Una pièce teatrale sulla vita di Amedeo Modigliani (1884- 1920), grande artista “maledetto”, quasi un Caravaggio del XX secolo, i cui quadri e sculture si vendono tuttora a prezzi incredibili. E’ stata questa la grande scommessa – pienamente vinta – di Angelo Longoni, regista, sceneggiatore e drammaturgo: che al “Quirino” di Roma ha portato in scena, con la sua stessa regìa, la vita del pittore livornese, artista “bohemien” sfortunato e spesso incompreso in vita, quasi privo di senso pratico-economico ( diversamente dall’amico-rivale, piu’ volte ricordato nella piece, Picasso). Che sul palcoscenico del “Quirino” è rivissuto nella vulcanica interpretazione di Marco Bocci, attore cinematografico e televisivo già noto al pubblico: calatosi incredibilmente nel personaggio (che ricordava anche fisicamente), ricreando in pieno i moti del suo animo e le oscillazioni della sua vita artistica e sentimentale.
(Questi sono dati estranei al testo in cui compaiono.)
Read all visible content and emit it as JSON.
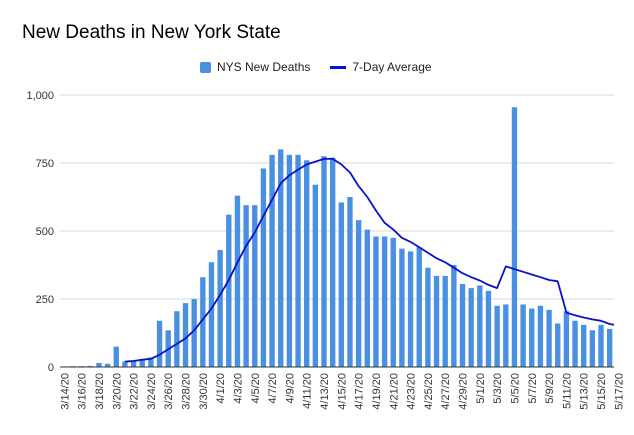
{
  "chart_data": {
    "type": "bar",
    "title": "New Deaths in New York State",
    "legend": [
      {
        "name": "NYS New Deaths",
        "kind": "bar"
      },
      {
        "name": "7-Day Average",
        "kind": "line"
      }
    ],
    "legend_position": "top-center",
    "colors": {
      "bars": "#4A90E2",
      "line": "#0A12C8",
      "grid": "#d9d9d9",
      "axis": "#333333"
    },
    "ylim": [
      0,
      1000
    ],
    "yticks": [
      0,
      250,
      500,
      750,
      1000
    ],
    "ytick_labels": [
      "0",
      "250",
      "500",
      "750",
      "1,000"
    ],
    "grid": true,
    "x_tick_labels": [
      "3/14/20",
      "3/16/20",
      "3/18/20",
      "3/20/20",
      "3/22/20",
      "3/24/20",
      "3/26/20",
      "3/28/20",
      "3/30/20",
      "4/1/20",
      "4/3/20",
      "4/5/20",
      "4/7/20",
      "4/9/20",
      "4/11/20",
      "4/13/20",
      "4/15/20",
      "4/17/20",
      "4/19/20",
      "4/21/20",
      "4/23/20",
      "4/25/20",
      "4/27/20",
      "4/29/20",
      "5/1/20",
      "5/3/20",
      "5/5/20",
      "5/7/20",
      "5/9/20",
      "5/11/20",
      "5/13/20",
      "5/15/20",
      "5/17/20"
    ],
    "series": [
      {
        "name": "NYS New Deaths",
        "type": "bar",
        "values": [
          2,
          3,
          3,
          4,
          15,
          12,
          75,
          20,
          24,
          25,
          35,
          170,
          135,
          205,
          235,
          250,
          330,
          385,
          430,
          560,
          630,
          595,
          595,
          730,
          780,
          800,
          780,
          780,
          760,
          670,
          775,
          770,
          605,
          625,
          540,
          505,
          480,
          480,
          475,
          435,
          425,
          440,
          365,
          335,
          335,
          375,
          305,
          290,
          300,
          280,
          225,
          230,
          955,
          230,
          215,
          225,
          210,
          160,
          205,
          170,
          155,
          135,
          155,
          140
        ]
      },
      {
        "name": "7-Day Average",
        "type": "line",
        "values": [
          null,
          null,
          null,
          null,
          null,
          null,
          null,
          20,
          22,
          27,
          30,
          45,
          65,
          85,
          105,
          135,
          175,
          215,
          265,
          320,
          385,
          445,
          495,
          555,
          615,
          675,
          705,
          725,
          745,
          755,
          765,
          765,
          745,
          715,
          665,
          625,
          575,
          530,
          505,
          475,
          460,
          440,
          420,
          400,
          385,
          365,
          345,
          330,
          318,
          302,
          290,
          370,
          360,
          350,
          340,
          330,
          320,
          315,
          200,
          190,
          182,
          175,
          170,
          158
        ]
      }
    ]
  }
}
L’ottica scelta da Longoni per questo “Modigliani” è stata soprattutto quella delle quattro donne piu’ importanti nella vita dell’artista (che, tra l’altro, ebbe, come uno dei fratelli maggiori, quel Giuseppe Emanuele Modigliani, piu’grande di dodici anni, che, deputato socialista amico di Turati e di Salvemini, avrebbe rappresentato la parte civile al primo processo per l’assassinio di Giacomo Matteotti: divenendo infine, nel secondo dopoguerra, presidente del PSLI di Saragat). Cioè Kiki di Montparnasse (Giulia Carpaneto), celebre modella, e donna anticonformista, che introduce il giovane pittore italiano, appena giunto a Parigi, nell’effervescente, quanto spietato, sert artistico della “Ville Lumiere”; e Anna Achmatova ( Vera Dragone), poetessa russa con cui Modigliani ha una relazione intensa quanto infelice. Poi Beatrice Hastings (Romina Mondello), giornalista inglese che è determinante per inserire meglio l’ artista nel mercato artistico, ma non riesce a legare sentimentalmente con lui per la sua natura troppo dominante. Infine, colei che sarà il vero amore di Amedeo: quella Jeanne Hébuterne ( Claudia Potenza), anche lei pittrice, che l’artista sposerà poco dopo la “Grande Guerra” ( nonostante la forte opposizione dei genitori di lei, ostili al pittore italiano, per giunta d’ origine ebraica), avendone anche una figlia. Sullo sfondo, costantemente la Parigi degli anni Dieci-Venti, la Parigi di Apollinaire e di Picasso, di Utrillo e di Joyce, di Scott Fitzgerald e del giovane Hemingway: centro culturale di respiro planetario, ma anche spietata matrigna, teatro, per molti, d’una quotidiana, darwiniana lotta per la sopravvivenza. A questa lotta, il fragile Modigliani non riuscirà mai ad adattarsi in pieno: trascinando la sua vita (lui, da giovane sofferente di broncopolmonite, sfociata poi in tubercolosi, e ulteriormente rovinatosi nel contatto con la polvere di marmo delle sculture) da un eccesso all’altro, dall’alcool all’ hashish ( situazioni, queste, peraltro comuni alla maggior parte degli artisti di allora).
Il 27 gennaio 1920, quella stessa Parigi tributerà un omaggio incredibile, con uno spettacolare funerale, a “Modì”, scomparso, a soli trentasei anni, tre giorni prima ( e seguìto nella morte, il giorno dopo, dalla sua Jeanne, gettatasi dal balcone). Questo spettacolo di Longoni- forte poi di stupende scenografie, tra la “Boheme” pucciniana e le vedute parigine degli impressionisti – fa riflettere sui piu’ temi: il rapporto genio- sregolatezza, il senso complessivo della vita, il ruolo sociale dell’arte, la volubilità e la spietatezza del mercato artistico.